This presentation outlines a general technology
direction. Pfizer Inc has no obligation to pursue
any approaches outlined in this presentation or to
develop or use any functionality mentioned in this
presentation. The technology strategy and possible
future developments are subject to change and may
be changed at any time for any reason without notice.
We're going to tell you a story.
Once upon a time,
a little boy called Dries lived in Belgium.
While at uni Dries had a little baby called Drupal.
Drupal started to grow.
Like many kids Drupal started doing odd jobs.
While at high school Drupal got a part time job.
Eventually Drupal made it to uni.
After graduating Drupal got a job in the media.
One day a big corporation rang and offered Drupal a job.
Drupal accepted.
On the first day Drupal turned up for work,
and it was clear Drupal didn't quite fit in.
Drupal was used to doing everything on production.
One day the boss called and told Drupal to go buy some new tools.
Drupal started searching for new tools.
The next day Drupal's new tools arrived.
Drupal's boss was impressed.
And they all deployed happily ever after.
What was in the toolbox that made Drupal's boss so happy?
UUID
Deploy
Services
drush
Features
git
Rules
Jenkins
Custom Entities
These tools allowed Drupal to do things very differently.
When Drupal was younger code went up and content came down.
Drupal realized that looking at content on staging was hard.
There was no easy to read log of all changes.
Drupal had difficulty looking at a single change on it's own.
Content and code changes couldn't be bundled together.
Deployment was an all or nothing event.
Deployments couldn't really be tested.
Different permissions and configuration per environment weren't possible.
This all made Drupal very sad.
Drupal decided to change how things were done.
Drupal discovered that arbitrary sets of changes could be bundled together.
Drupal decided to call this a "job".
Now Drupal can group code changes with content changes so both get promoted together.
Drupal can approve the changes in the job each step of the way, and log what's happened.
Drupal gave each job it's own dedicated sandbox.
Drupal can preview content in context.
Drupal can push several jobs to the staging server,
but only push a single job up to production when it's ready.
Drupal tests deployments at every step along the way!
Drupal can create, edit, preview and push content...
all without logging into production.
Drupal has a little cousin.
Drupal's cousin's name is "Job123".
Drupal makes sure job123 is safe on an epic journey.
Job123 started off as nothing more than a twinkle in somebody's eye.
First, Drupal spins up a new dedicated drupal sandbox called job123.dev.site.com.

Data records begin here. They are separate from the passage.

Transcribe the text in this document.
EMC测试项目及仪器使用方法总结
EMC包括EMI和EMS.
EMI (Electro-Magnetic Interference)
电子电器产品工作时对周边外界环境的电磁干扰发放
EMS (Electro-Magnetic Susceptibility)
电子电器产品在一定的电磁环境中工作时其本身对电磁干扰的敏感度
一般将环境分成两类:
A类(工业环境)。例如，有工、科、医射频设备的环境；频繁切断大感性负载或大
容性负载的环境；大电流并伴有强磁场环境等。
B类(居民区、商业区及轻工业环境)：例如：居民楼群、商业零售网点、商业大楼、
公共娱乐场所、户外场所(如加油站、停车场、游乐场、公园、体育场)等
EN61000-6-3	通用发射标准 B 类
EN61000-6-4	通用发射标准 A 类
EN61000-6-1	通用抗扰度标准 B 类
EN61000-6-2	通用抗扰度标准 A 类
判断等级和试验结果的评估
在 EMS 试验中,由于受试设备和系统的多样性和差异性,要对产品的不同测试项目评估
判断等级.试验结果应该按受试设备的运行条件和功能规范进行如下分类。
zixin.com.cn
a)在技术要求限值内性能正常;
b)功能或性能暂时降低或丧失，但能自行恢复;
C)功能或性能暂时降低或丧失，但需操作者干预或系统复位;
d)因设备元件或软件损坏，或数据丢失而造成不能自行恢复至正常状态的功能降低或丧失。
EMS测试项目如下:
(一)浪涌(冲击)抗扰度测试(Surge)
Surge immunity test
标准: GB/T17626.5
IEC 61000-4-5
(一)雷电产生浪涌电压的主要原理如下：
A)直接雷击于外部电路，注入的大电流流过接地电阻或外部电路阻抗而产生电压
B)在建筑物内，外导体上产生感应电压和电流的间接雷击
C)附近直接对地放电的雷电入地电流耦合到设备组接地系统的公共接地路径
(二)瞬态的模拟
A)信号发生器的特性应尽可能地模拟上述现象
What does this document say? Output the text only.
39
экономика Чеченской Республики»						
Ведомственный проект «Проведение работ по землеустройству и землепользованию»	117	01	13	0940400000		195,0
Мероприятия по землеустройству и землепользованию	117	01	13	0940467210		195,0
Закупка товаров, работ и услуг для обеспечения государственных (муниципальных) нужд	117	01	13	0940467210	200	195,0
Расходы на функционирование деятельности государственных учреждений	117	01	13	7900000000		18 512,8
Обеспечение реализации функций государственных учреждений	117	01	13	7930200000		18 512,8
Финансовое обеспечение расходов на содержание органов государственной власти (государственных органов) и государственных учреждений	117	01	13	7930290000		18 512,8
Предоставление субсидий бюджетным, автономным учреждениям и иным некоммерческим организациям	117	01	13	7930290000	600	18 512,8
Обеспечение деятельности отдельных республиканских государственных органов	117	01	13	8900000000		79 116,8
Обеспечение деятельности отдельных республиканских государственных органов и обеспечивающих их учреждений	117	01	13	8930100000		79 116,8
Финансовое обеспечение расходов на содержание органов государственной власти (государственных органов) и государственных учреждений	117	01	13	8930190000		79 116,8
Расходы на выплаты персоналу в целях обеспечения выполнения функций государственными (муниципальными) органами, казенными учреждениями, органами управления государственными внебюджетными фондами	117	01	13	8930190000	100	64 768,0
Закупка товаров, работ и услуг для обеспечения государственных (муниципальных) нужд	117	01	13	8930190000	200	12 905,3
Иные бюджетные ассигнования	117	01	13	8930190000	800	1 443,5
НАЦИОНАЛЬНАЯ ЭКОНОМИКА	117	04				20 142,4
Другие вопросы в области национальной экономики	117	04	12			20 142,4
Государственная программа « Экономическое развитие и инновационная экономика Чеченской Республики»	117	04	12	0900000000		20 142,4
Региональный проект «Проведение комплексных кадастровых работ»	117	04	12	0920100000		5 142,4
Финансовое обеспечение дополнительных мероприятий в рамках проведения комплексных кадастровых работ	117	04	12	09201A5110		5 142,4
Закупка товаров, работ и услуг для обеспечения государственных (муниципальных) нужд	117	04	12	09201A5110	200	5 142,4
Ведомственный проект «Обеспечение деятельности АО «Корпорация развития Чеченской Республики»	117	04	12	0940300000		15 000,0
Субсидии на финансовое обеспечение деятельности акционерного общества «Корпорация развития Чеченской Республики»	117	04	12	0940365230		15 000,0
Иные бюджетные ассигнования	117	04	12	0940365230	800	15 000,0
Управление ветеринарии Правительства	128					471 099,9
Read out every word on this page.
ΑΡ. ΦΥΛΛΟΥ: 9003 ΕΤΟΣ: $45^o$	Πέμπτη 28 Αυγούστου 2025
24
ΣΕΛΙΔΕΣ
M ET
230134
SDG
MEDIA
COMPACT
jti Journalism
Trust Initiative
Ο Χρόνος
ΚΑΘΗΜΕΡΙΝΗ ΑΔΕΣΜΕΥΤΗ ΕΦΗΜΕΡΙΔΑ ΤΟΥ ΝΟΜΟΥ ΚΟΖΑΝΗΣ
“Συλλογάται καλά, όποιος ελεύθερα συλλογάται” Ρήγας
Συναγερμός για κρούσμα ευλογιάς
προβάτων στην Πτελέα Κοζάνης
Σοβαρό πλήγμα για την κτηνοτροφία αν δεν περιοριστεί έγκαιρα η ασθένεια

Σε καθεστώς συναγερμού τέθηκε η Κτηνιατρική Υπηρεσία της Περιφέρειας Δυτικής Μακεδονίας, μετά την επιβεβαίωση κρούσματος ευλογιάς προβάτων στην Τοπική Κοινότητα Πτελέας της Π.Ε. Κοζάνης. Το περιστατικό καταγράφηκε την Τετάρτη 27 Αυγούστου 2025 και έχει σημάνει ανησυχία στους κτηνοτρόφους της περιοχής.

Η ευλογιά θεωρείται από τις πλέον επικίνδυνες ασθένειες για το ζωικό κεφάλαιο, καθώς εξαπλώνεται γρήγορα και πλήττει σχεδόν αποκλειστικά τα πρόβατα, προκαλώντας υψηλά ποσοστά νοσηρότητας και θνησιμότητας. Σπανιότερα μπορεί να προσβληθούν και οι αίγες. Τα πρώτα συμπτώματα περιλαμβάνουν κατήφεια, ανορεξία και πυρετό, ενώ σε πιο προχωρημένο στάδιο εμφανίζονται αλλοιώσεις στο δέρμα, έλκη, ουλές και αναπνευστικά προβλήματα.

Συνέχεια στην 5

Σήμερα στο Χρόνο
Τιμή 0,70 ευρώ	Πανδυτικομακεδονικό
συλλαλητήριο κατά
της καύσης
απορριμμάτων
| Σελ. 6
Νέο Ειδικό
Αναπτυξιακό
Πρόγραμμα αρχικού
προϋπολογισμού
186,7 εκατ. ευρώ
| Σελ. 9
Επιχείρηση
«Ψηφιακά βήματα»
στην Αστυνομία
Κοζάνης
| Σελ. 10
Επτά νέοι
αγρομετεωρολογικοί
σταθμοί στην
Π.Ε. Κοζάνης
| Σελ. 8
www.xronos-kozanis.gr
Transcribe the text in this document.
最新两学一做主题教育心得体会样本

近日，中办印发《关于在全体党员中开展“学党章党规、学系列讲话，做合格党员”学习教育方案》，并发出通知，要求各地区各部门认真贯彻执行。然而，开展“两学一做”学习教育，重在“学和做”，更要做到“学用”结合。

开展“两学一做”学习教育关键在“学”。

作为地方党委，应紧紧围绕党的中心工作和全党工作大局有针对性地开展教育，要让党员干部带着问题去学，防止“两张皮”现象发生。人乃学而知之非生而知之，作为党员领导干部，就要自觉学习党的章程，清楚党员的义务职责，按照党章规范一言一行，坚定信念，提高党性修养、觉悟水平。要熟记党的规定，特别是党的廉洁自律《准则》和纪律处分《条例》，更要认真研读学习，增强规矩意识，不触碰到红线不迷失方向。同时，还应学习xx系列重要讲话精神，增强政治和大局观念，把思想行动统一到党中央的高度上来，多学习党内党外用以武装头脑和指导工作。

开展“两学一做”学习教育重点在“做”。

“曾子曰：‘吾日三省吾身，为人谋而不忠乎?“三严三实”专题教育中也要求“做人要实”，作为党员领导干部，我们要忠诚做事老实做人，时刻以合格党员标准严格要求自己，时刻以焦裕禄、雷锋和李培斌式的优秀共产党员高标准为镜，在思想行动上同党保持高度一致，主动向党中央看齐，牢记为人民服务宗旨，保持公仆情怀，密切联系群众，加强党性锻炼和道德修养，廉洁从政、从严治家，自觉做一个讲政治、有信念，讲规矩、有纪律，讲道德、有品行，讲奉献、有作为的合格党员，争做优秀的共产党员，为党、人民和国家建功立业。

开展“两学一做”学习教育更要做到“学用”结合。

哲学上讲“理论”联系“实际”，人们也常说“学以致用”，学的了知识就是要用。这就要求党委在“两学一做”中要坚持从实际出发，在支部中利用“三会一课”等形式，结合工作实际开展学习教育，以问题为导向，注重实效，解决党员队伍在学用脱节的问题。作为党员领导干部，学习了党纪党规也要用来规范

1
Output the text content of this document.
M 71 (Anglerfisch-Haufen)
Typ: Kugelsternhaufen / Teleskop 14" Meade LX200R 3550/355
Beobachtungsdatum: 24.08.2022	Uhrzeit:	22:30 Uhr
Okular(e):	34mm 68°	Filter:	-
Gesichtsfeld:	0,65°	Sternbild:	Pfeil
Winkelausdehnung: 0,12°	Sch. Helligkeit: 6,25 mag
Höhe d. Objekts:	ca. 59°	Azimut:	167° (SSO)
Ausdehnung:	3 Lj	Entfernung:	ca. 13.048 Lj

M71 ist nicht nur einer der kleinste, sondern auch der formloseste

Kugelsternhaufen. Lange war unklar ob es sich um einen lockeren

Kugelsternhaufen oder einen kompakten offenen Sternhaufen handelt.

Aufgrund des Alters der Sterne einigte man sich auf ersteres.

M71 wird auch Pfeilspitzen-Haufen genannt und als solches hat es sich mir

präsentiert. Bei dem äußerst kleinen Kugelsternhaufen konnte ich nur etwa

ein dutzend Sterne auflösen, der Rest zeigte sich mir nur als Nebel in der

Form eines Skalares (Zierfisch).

Next, Drupal creates a job123 git branch and checks it out on the sandbox.
Drupal then creates a job123 deployment plan to track the content changes.
Drupal makes changes to content or code (or both) on the sandbox.
Now job123 is big enough to move to the integration environment.
Drupal merges the job123 git branch into the integration git branch and pushes it to the integration server.
Then Drupal triggers the job123 deployment plan to be pushed to the integration server.
Drupal sits back and looks at the changes merged into the integration server...
...and decides job123 is ready to move to the staging environment.
From there, the same merge/approval happens on staging before being pushed to production.
All of the jobs' statuses are tracked by Drupal.
Drupal can tell at a glance which jobs are in which environments, and which are ready for approval...
…all from a central management console.
This management console is the heart of WF Tools.
Meanwhile, Pfizer heard about what Drupal could do.
At Pfizer Drupal worked hard.
Drupal ran 300+ sites at Pfizer,
Each week brings around 3 new sites.
Pfizer needed Drupal's new toolbox.
Drupal's boss at Pfizer was impressed.
DEMO
The rolling releases model
allows people to go from idea to prod in an afternoon.